Many believe Pyongyang’s political collapse, perhaps triggered by a rebellion or assassination, now represents the only real prospect for reunification.
“If it is coming at all, it is coming the German way, but it is going to be much more violent, much more bloody, much more hectic than everything we have seen in Europe,” said Lankov, who predicted that North Korea’s elites would fight for their lives if faced with a popular uprising.
“I would say it will be a cross between the Syrian crisis and the East German crisis of 1989/90. If it doesn’t sound good it is because it isn’t good.
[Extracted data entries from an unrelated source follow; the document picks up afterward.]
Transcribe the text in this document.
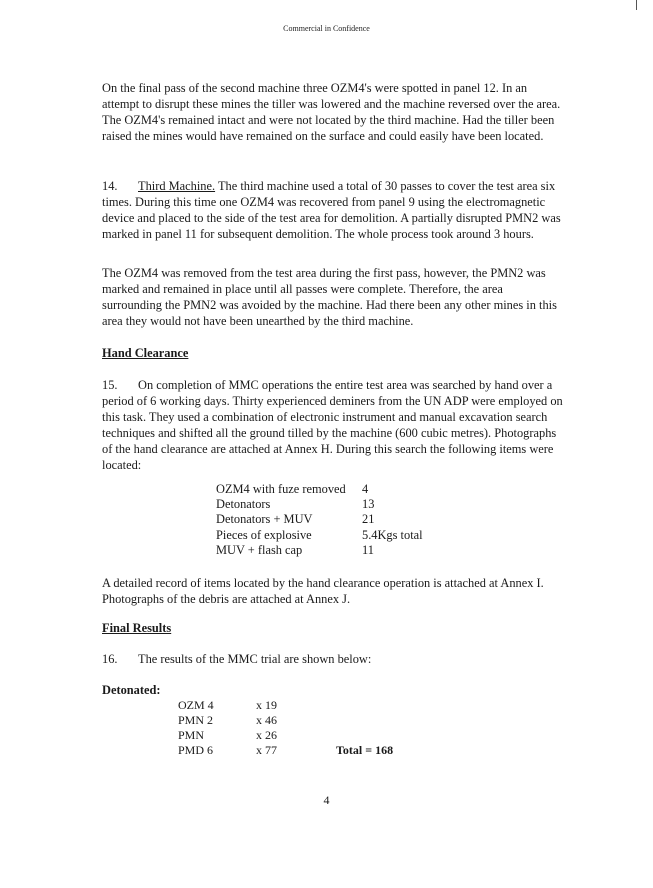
Commercial in Confidence

On the final pass of the second machine three OZM4's were spotted in panel 12. In an attempt to disrupt these mines the tiller was lowered and the machine reversed over the area. The OZM4's remained intact and were not located by the third machine. Had the tiller been raised the mines would have remained on the surface and could easily have been located.

14. Third Machine. The third machine used a total of 30 passes to cover the test area six times. During this time one OZM4 was recovered from panel 9 using the electromagnetic device and placed to the side of the test area for demolition. A partially disrupted PMN2 was marked in panel 11 for subsequent demolition. The whole process took around 3 hours.

The OZM4 was removed from the test area during the first pass, however, the PMN2 was marked and remained in place until all passes were complete. Therefore, the area surrounding the PMN2 was avoided by the machine. Had there been any other mines in this area they would not have been unearthed by the third machine.

Hand Clearance

15. On completion of MMC operations the entire test area was searched by hand over a period of 6 working days. Thirty experienced deminers from the UN ADP were employed on this task. They used a combination of electronic instrument and manual excavation search techniques and shifted all the ground tilled by the machine (600 cubic metres). Photographs of the hand clearance are attached at Annex H. During this search the following items were located:

OZM4 with fuze removed	4
Detonators	13
Detonators + MUV	21
Pieces of explosive	5.4Kgs total
MUV + flash cap	11

A detailed record of items located by the hand clearance operation is attached at Annex I. Photographs of the debris are attached at Annex J.

Final Results

16. The results of the MMC trial are shown below:

Detonated:
OZM 4	x 19
PMN 2	x 46
PMN	x 26
PMD 6	x 77	Total = 168
4
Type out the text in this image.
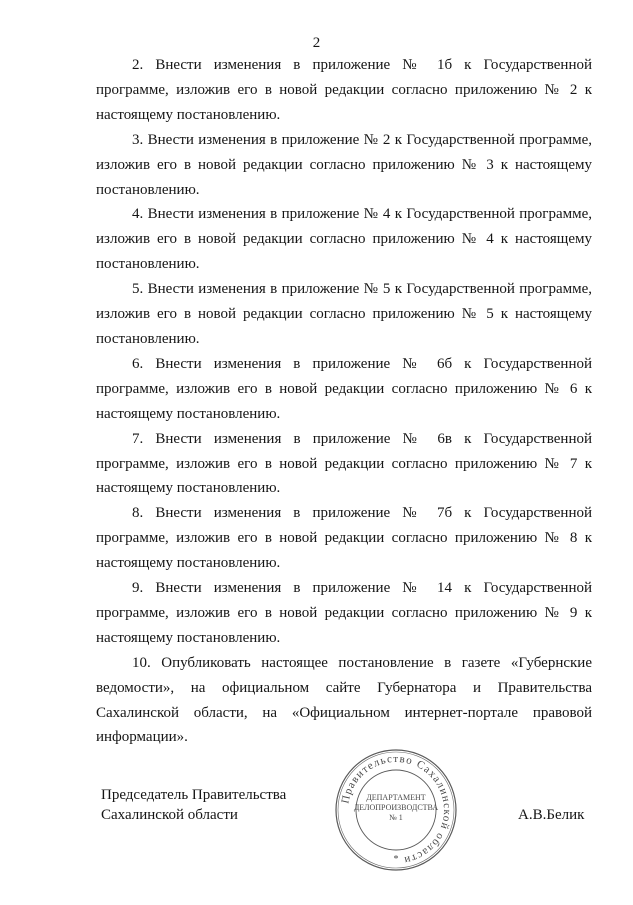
2

2. Внести изменения в приложение № 1б к Государственной программе, изложив его в новой редакции согласно приложению № 2 к настоящему постановлению.

3. Внести изменения в приложение № 2 к Государственной программе, изложив его в новой редакции согласно приложению № 3 к настоящему постановлению.

4. Внести изменения в приложение № 4 к Государственной программе, изложив его в новой редакции согласно приложению № 4 к настоящему постановлению.

5. Внести изменения в приложение № 5 к Государственной программе, изложив его в новой редакции согласно приложению № 5 к настоящему постановлению.

6. Внести изменения в приложение № 6б к Государственной программе, изложив его в новой редакции согласно приложению № 6 к настоящему постановлению.

7. Внести изменения в приложение № 6в к Государственной программе, изложив его в новой редакции согласно приложению № 7 к настоящему постановлению.

8. Внести изменения в приложение № 7б к Государственной программе, изложив его в новой редакции согласно приложению № 8 к настоящему постановлению.

9. Внести изменения в приложение № 14 к Государственной программе, изложив его в новой редакции согласно приложению № 9 к настоящему постановлению.

10. Опубликовать настоящее постановление в газете «Губернские ведомости», на официальном сайте Губернатора и Правительства Сахалинской области, на «Официальном интернет-портале правовой информации».

Председатель Правительства
Сахалинской области
Правительство Сахалинской области
*
ДЕПАРТАМЕНТ
ДЕЛОПРОИЗВОДСТВА
№ 1	А.В.Белик
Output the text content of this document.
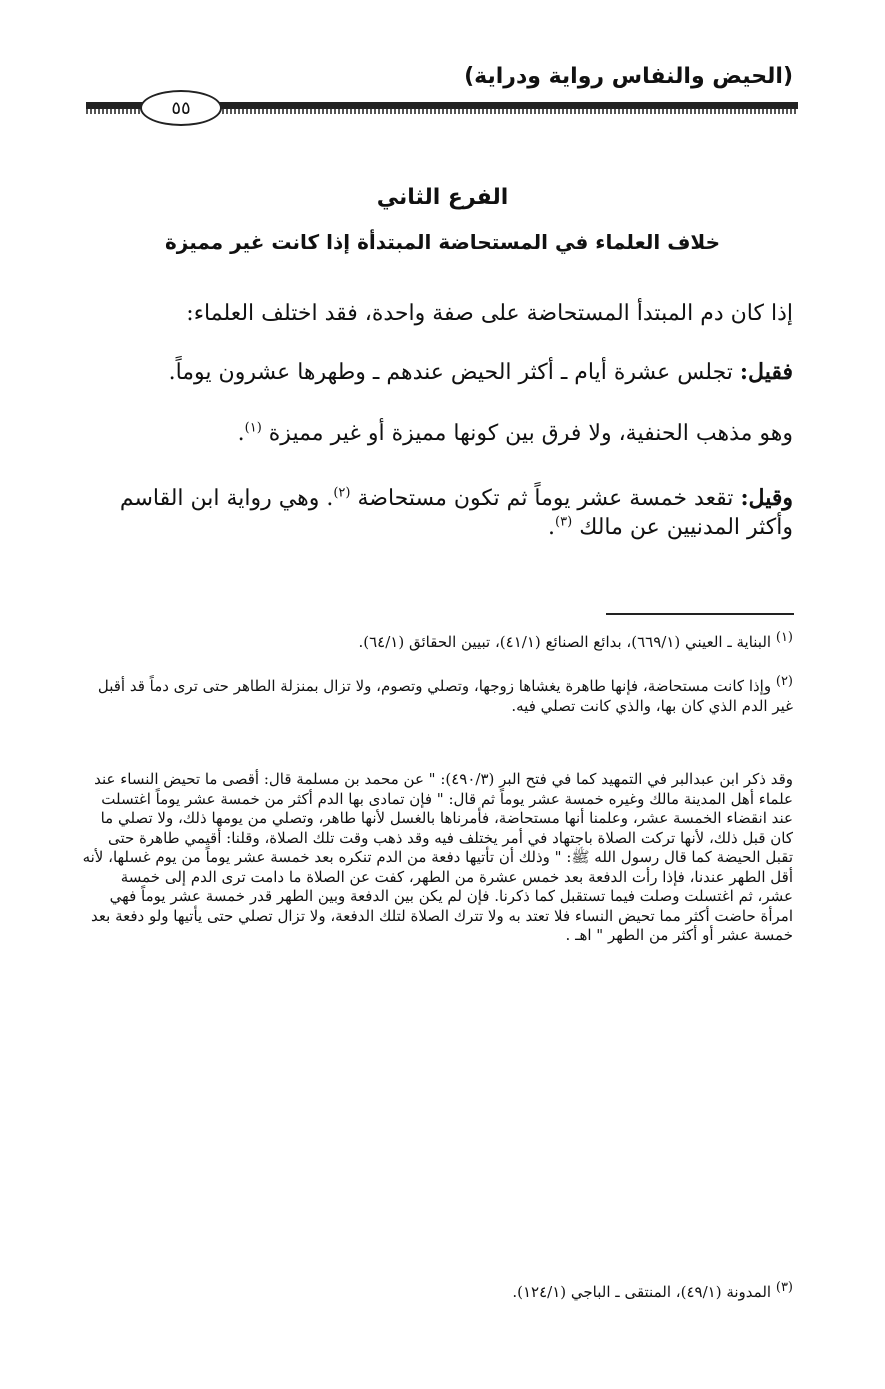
(الحيض والنفاس رواية ودراية)
٥٥
الفرع الثاني
خلاف العلماء في المستحاضة المبتدأة إذا كانت غير مميزة
إذا كان دم المبتدأ المستحاضة على صفة واحدة، فقد اختلف العلماء:
فقيل: تجلس عشرة أيام ـ أكثر الحيض عندهم ـ وطهرها عشرون يوماً.
وهو مذهب الحنفية، ولا فرق بين كونها مميزة أو غير مميزة $^{(١)}$.
وقيل: تقعد خمسة عشر يوماً ثم تكون مستحاضة $^{(٢)}$. وهي رواية ابن القاسم وأكثر المدنيين عن مالك $^{(٣)}$.
(١) البناية ـ العيني (٦٦٩/١)، بدائع الصنائع (٤١/١)، تبيين الحقائق (٦٤/١).
(٢) وإذا كانت مستحاضة، فإنها طاهرة يغشاها زوجها، وتصلي وتصوم، ولا تزال بمنزلة الطاهر حتى ترى دماً قد أقبل غير الدم الذي كان بها، والذي كانت تصلي فيه.
وقد ذكر ابن عبدالبر في التمهيد كما في فتح البر (٤٩٠/٣): " عن محمد بن مسلمة قال: أقصى ما تحيض النساء عند علماء أهل المدينة مالك وغيره خمسة عشر يوماً ثم قال: " فإن تمادى بها الدم أكثر من خمسة عشر يوماً اغتسلت عند انقضاء الخمسة عشر، وعلمنا أنها مستحاضة، فأمرناها بالغسل لأنها طاهر، وتصلي من يومها ذلك، ولا تصلي ما كان قبل ذلك، لأنها تركت الصلاة باجتهاد في أمر يختلف فيه وقد ذهب وقت تلك الصلاة، وقلنا: أقيمي طاهرة حتى تقبل الحيضة كما قال رسول الله ﷺ: " وذلك أن تأتيها دفعة من الدم تنكره بعد خمسة عشر يوماً من يوم غسلها، لأنه أقل الطهر عندنا، فإذا رأت الدفعة بعد خمس عشرة من الطهر، كفت عن الصلاة ما دامت ترى الدم إلى خمسة عشر، ثم اغتسلت وصلت فيما تستقبل كما ذكرنا. فإن لم يكن بين الدفعة وبين الطهر قدر خمسة عشر يوماً فهي امرأة حاضت أكثر مما تحيض النساء فلا تعتد به ولا تترك الصلاة لتلك الدفعة، ولا تزال تصلي حتى يأتيها ولو دفعة بعد خمسة عشر أو أكثر من الطهر " اهـ .
(٣) المدونة (٤٩/١)، المنتقى ـ الباجي (١٢٤/١).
It is going to be a very bloody mess” he said, adding that both China and the US would be sucked in.
Ko, the former diplomat, agreed. “The collapse of North Korea would be a real nightmare for us.”
His hopes for a unified peninsula lie in the gradual but important changes he said were taking place to the north of the 38th parallel, where there were hints of an economic opening up, and support for the “Dear Leader” appeared to be waning.
Ko, who worked under Kim Il-sung and Kim Jong-il, claimed the current leader was “starting to lose the hearts and minds of the North Korean elites in the party, government and military”.
He said Kim Il-sung had been a charismatic leader who commanded genuine affection from the people, and Kim Jong-il knew how to effectively use the carrot-and-stick method. “Today, Kim Jung-un is only using the stick.”
Ultimately, one of President Park’s toughest challenges appears to be convincing South Korea’s younger generations that unification is indeed a bonus rather than a potential calamity. Estimates of the cost of reunification range from bn (£32bn) to more than tn.
“I think that nowadays the prevailing feeling is one of indifference,” said Seongcheol Geum, a 23-year-old social welfare student at Yonsei University. “For today’s generation, unification doesn’t feel personal any more. It feels outdated.”
Sunny Song, 23, another Yonsei student, said: “I think it is necessary in the long term, but in the short term I don’t think it is possible and it shouldn’t be done in the near future. The South Korean economy won’t be able to support the North Korean economy.”